J’ai l’habitude de percevoir les choses abstraites, les non-sens mais, d’une manière ou d’une autre, je comprends. C’est un instinct, une intuition : pas comme un oiseau qui sait construire un nid mais plutôt comme des brindilles qui se mêlent pour ne faire qu’un. Il y a quelque chose de magique dans la manière avec laquelle j’interagis avec l’extérieur. Chaque pièce est un minuscule fragment d’univers et certains laissent entrapercevoir son histoire. Un miroir brisé qui scintille de lueurs impossibles. Ces choses sont volontaires et accidentelles et accessoires et absolues et parfois je découvrais une forme de sagesse noire gisant dans la rue.
Vous avez entendu parler de l’éléphant qui faisait de la peinture abstraite ? Je suis allé le voir au zoo parce que je pensais que ce serait intéressant.
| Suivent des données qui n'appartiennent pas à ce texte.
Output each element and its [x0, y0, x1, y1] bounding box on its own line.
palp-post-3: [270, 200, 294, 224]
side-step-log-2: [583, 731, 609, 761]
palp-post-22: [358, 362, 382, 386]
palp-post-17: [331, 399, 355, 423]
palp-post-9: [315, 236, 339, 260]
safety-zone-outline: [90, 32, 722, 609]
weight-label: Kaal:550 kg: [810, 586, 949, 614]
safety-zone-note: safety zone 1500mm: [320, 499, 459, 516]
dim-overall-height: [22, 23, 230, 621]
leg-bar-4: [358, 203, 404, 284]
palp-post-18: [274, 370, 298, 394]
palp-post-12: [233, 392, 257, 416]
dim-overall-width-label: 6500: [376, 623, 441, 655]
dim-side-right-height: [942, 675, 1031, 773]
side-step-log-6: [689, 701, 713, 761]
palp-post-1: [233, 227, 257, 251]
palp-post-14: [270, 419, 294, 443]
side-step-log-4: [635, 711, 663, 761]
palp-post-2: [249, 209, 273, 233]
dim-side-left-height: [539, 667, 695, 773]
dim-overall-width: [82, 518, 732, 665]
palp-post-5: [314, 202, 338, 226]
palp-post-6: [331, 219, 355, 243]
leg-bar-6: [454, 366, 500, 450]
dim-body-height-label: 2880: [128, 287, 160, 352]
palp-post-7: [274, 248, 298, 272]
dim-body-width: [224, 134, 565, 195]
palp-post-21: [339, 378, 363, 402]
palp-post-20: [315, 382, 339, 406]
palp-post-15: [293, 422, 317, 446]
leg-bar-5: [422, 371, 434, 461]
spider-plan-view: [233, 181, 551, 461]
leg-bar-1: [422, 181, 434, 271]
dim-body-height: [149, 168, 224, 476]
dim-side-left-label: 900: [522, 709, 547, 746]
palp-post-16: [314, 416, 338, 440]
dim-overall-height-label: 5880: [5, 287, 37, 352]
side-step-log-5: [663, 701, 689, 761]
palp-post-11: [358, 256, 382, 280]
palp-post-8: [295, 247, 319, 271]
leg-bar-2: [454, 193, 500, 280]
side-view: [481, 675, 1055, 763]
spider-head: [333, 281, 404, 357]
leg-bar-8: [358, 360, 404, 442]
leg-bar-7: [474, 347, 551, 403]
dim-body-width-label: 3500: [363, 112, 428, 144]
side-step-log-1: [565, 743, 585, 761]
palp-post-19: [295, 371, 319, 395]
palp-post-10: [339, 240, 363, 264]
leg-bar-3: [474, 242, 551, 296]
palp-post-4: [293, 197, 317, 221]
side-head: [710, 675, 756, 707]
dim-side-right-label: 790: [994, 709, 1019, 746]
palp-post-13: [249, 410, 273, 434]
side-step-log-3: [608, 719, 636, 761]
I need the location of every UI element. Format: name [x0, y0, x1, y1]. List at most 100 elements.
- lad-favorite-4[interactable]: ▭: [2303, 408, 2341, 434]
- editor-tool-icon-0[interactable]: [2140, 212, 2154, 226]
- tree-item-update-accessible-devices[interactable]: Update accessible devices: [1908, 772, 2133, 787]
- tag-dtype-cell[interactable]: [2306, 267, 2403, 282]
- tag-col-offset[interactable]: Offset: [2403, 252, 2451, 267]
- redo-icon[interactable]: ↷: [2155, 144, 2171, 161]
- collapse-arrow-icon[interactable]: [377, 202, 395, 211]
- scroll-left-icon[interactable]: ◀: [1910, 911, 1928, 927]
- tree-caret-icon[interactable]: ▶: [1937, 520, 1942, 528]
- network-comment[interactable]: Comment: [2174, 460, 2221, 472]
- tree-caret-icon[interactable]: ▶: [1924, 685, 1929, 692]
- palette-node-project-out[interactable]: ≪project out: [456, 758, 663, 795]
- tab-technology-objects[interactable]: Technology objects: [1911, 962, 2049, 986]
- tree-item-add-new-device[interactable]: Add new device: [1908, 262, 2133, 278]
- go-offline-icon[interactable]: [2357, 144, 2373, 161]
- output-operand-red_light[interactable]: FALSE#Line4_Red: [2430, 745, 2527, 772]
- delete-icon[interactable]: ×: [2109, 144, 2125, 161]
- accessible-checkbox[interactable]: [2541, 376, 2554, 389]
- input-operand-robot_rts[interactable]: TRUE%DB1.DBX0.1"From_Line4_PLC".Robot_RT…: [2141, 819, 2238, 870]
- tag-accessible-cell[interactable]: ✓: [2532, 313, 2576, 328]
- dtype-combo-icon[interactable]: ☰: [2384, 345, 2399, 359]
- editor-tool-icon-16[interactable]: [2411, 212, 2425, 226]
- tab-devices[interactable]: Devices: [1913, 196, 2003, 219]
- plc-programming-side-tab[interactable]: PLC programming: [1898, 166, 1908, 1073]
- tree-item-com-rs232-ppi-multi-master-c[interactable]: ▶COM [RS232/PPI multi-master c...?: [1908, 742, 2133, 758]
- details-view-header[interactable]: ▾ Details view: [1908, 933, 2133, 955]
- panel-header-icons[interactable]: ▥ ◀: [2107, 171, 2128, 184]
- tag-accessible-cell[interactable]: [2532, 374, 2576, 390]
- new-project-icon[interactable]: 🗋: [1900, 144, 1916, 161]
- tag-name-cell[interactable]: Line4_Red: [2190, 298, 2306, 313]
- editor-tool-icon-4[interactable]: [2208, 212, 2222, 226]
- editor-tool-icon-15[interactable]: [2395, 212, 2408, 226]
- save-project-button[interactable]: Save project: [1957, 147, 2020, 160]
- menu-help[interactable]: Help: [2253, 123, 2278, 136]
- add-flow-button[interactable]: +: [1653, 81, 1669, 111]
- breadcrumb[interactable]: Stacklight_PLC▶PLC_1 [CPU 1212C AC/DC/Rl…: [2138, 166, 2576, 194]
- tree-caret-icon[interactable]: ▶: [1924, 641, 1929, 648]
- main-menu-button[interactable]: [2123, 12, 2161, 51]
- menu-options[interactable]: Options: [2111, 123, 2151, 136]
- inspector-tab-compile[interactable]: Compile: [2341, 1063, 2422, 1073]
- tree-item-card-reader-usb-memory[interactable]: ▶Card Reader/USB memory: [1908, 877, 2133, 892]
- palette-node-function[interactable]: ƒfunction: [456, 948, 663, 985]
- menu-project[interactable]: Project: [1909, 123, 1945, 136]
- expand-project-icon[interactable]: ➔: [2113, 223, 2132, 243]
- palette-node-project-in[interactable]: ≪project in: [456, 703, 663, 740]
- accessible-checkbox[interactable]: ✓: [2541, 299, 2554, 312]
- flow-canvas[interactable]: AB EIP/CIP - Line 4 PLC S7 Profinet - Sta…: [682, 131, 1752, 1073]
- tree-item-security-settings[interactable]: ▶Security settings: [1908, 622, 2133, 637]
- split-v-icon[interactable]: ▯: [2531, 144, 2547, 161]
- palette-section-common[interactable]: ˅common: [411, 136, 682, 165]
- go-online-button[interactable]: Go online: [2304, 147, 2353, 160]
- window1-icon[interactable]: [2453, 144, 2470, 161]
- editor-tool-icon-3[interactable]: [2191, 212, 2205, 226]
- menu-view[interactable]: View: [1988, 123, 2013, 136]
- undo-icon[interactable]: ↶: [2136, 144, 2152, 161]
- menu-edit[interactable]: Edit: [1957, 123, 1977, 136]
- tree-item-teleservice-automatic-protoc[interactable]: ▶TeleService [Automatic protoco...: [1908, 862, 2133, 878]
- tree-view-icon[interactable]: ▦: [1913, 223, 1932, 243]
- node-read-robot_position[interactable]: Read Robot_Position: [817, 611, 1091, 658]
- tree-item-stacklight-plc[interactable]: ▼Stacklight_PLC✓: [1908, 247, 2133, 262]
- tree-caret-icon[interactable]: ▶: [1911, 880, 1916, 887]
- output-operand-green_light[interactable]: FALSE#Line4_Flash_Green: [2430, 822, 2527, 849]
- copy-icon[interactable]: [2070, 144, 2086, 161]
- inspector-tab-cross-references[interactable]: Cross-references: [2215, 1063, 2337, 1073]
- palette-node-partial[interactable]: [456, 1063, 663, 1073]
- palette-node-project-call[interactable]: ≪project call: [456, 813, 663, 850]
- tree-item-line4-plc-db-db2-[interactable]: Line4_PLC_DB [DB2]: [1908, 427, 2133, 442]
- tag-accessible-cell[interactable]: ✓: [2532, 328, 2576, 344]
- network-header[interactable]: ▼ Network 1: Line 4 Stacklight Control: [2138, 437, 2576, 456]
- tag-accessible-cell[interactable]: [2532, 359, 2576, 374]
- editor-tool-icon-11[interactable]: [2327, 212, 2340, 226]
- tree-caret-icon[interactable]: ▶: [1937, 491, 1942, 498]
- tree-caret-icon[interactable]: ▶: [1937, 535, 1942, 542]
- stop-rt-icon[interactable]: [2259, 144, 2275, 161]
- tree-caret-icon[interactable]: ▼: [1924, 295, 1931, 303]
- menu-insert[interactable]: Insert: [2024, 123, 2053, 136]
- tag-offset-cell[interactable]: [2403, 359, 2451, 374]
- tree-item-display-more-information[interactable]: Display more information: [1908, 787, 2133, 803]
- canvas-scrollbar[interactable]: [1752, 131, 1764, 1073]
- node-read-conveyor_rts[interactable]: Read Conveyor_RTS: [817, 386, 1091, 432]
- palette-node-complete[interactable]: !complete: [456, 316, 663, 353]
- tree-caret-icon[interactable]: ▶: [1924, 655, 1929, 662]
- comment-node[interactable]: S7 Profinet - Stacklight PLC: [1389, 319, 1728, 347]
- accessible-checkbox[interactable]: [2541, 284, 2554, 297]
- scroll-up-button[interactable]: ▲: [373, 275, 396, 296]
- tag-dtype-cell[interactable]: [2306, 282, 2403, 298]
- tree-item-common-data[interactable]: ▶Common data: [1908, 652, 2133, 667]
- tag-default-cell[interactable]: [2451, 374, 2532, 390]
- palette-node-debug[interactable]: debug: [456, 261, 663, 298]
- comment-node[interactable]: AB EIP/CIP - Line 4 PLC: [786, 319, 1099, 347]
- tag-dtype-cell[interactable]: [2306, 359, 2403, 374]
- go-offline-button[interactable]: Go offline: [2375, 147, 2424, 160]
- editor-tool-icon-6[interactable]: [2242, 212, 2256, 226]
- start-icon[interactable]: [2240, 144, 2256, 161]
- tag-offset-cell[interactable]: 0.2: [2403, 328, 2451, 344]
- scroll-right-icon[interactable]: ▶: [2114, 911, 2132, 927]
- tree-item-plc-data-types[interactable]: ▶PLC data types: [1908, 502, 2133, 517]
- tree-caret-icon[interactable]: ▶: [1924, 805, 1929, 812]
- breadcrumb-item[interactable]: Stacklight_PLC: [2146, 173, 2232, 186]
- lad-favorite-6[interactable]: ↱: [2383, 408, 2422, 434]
Je me suis surpris moi-même. Moi qui suis cynique et qui ai l’habitude de passer à côté de ces choses volontairement, et bien j’y suis allé et j’ai observé l’éléphant qui peignait. Je trouvais ça génial. Les peintures m’ont fait me sentir heureux, tellement que j’en ai acheté une.
J’ai accroché de nouvelles peintures en face de mon lit. Je les vois à chaque fois que je me réveille et me couche, ça m’a aidé à m’en imprégner. J’aime croire qu’elles influencent mes rêves. Je n’ai eu qu’un seul rêve quand mon mur était recouvert de ces peintures. Il est composé de couleurs. Couleurs, mémoire et un goût très prononcé de cuivre. Il n’y avait aucun mot, ou bruit, ou contact, seulement la vie … ou, peut-être, que non. Ce rêve était différent. Je me suis réveillé en proie à l’excitation.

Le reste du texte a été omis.